Namun kuasa hukum merasa aneh karena jaksa penuntut umum malah memberatkan Richard dengan dasar dan alasan yang jauh dari rasa keadilan. Padahal Richard sudah mengambil risiko dengan menyatakan kejujuran sehingga membongkar kasus pembunuhan terhadap Brigadir Nofriansyah Yosua Hutabarat.
“Bahwa tuntutan yang diajukan jaksa penuntut umum terhadap Richard Eliezer selama 12 tahun penjara, sesungguhnya menunjukkan penuntut umum tidak meyakini tuntutan tersebut karena Penuntut Umum tidak memiliki landasan yuridis yang kuat saat menentukan angka 12 tahun penjara dengan menyatakan belum ada aturan atau kajian secara lebih mendalam sehingga Penuntut Umum secara tegas mengakui mengalami Dilema Yuridis atau galau,” kata Ronny.
Replik jaksa akui ada dilema yuridis
Sebelumnya, jaksa penuntut umum mengakui adanya dilema yuridis dalam melayangkan tuntutan terhadap terdakwa Richard Eliezer Pudihang Lumiu terkait posisinya sebagai saksi pelaku sekaligus eksekutor pembunuhan berencana terhadap Brigadir Yosua.
Hal ini diutarakan jaksa saat menyampaikan replik atas pleidoi Richard Eliezer di Pengadilan Negeri Jakarta Selatan, Senin, 30 Januari 2023. Jaksa mengatakan pihaknya telah melihat status Richard Eliezer sebagai justice collaborator yang direkomendasikan Lembaga Perlindungan Saksi dan Korban (LPSK) dalam pertimbangan tuntutannya.
“Bahwa kondisi ini menimbulkan dilema yuridis karena di satu sisi terdakwa Richard Eliezer dikategorikan sebagai seorang saksi atau pelaku yang bekerja sama, yang dengan keberanian dan kejujurannya telah berkontribusi membongkar kejahatan yang direncanakan untuk membunuh korban Yosua dan juga membongkar skenario yang dibuat oleh pelaku utama, Ferdy Sambo.
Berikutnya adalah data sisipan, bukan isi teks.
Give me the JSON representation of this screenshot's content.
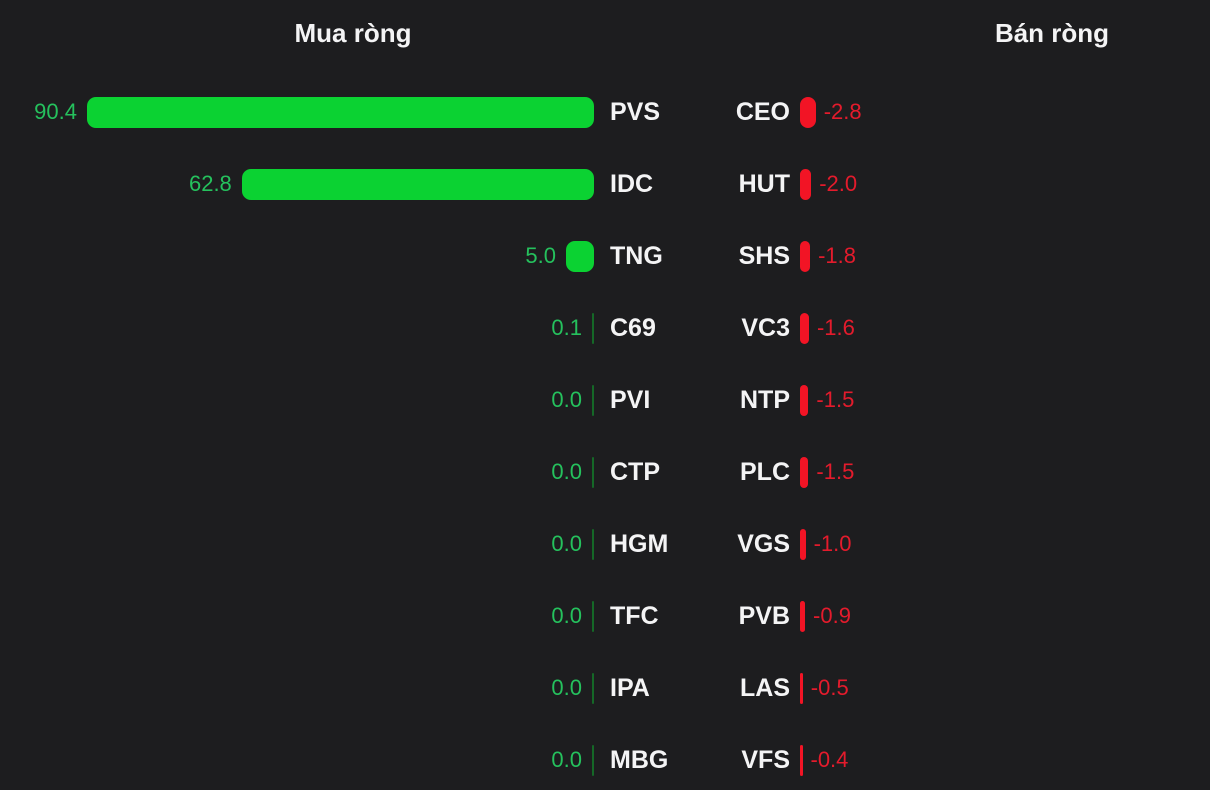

Namun di sisi lain, jaksa melihat peran Richard Eliezer dalam kasus pembunuhan terhadap korban Yosua yang juga perlu dipertimbangkan secara jernih dan objektif,” kata jaksa.
Namun jaksa penuntut umum mengatakan tinggi rendahnya tuntutan terhadap Richard Eliezer Pudihang Lumiu telah dipertimbangkan sesuai standar operasional prosedur penanganan tindak pidana umum yang berlaku dan berdasarkan peran Richard.
Jaksa menuntut Richard Eliezer 12 tahun penjara. Tuntutan tersebut lebih berat ketimbang tiga terdakwa kasus pembunuhan Brigadir Yosua lainnya: Putri Candrawathi, Kuat Ma'ruf dan Ricky Rizal Wibowo. Tuntutan terhadap Richard hanya lebih ringan dari yang diberikan Jaksa kepada Ferdy Sambo. Mantan Kepala Divisi Propam Polri itu mendapatkan tuntutan penjara seumur hidup.
Tuntutan terhadap Richard Eliezer itu sempat membuat LPSK kecewa. Pasalnya, mereka menyatakan telah dua kali mengirimkan surat kepada Kejaksaan Agung soal rekomendasi Richard sebagai justice collaborator.